I conducted an experiment by generating 100 data sets and fitting a model using both the original and non-centered parameterizations. I collected the posterior distribution for each data set and estimation method, and plotted the density curves. (In case you are interested, I used a parallel process running on a high-performance computing core to do this; running on my laptop, this would have taken about 5 hours, but on the HPC it ran in under 15 minutes.) The purpose of this was to explore the shapes of the densities across the different data sets. I know it is a little odd to use this frequentist notion of repeatedly sampling datasets to evaluate the performance of these two approaches, but I find it to be illuminating. (If you’re interested in the code for that, let me know.)

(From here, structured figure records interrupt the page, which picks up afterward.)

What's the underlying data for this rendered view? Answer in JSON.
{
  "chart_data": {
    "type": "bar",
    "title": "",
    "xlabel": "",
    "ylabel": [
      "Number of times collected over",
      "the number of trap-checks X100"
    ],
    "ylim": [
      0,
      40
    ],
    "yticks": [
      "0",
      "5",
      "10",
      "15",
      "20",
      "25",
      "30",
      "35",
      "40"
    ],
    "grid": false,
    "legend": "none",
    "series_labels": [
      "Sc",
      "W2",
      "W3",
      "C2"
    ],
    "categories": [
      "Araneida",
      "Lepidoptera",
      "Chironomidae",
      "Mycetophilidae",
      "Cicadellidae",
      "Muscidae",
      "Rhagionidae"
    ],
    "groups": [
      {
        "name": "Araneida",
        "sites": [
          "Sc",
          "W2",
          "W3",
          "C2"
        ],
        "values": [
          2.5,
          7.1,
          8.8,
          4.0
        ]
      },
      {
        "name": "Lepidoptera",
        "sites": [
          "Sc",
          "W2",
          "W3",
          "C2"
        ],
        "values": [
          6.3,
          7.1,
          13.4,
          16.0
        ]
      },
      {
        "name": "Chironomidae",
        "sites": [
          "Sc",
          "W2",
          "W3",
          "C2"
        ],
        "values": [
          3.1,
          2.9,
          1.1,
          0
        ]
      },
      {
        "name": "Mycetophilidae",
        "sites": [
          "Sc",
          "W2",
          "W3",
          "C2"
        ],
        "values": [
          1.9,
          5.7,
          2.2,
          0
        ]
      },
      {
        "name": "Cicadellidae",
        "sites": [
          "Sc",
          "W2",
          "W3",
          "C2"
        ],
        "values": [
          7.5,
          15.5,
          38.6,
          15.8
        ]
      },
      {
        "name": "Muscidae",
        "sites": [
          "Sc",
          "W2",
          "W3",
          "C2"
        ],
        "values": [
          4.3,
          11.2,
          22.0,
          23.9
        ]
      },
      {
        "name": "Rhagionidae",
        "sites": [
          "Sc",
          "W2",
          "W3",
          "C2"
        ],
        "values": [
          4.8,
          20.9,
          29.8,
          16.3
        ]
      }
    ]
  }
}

Below on the right, the plot of the posteriors from the non-centered parameterization shows variability in location, but is otherwise remarkably consistent in shape and scale. On the left, posterior densities show much more variation; some are quite peaked and others are even bi-modal. (While I am not showing this here, the densities from samples with more divergent transitions tend to diverge the most from the well-behaved densities on the right.)
Although the mean or median estimates from a divergent sample may not be too far off from its non-divergent counterpart, the more general description of the distribution may be quite far off the mark, making it likely that inferences too will be off the mark.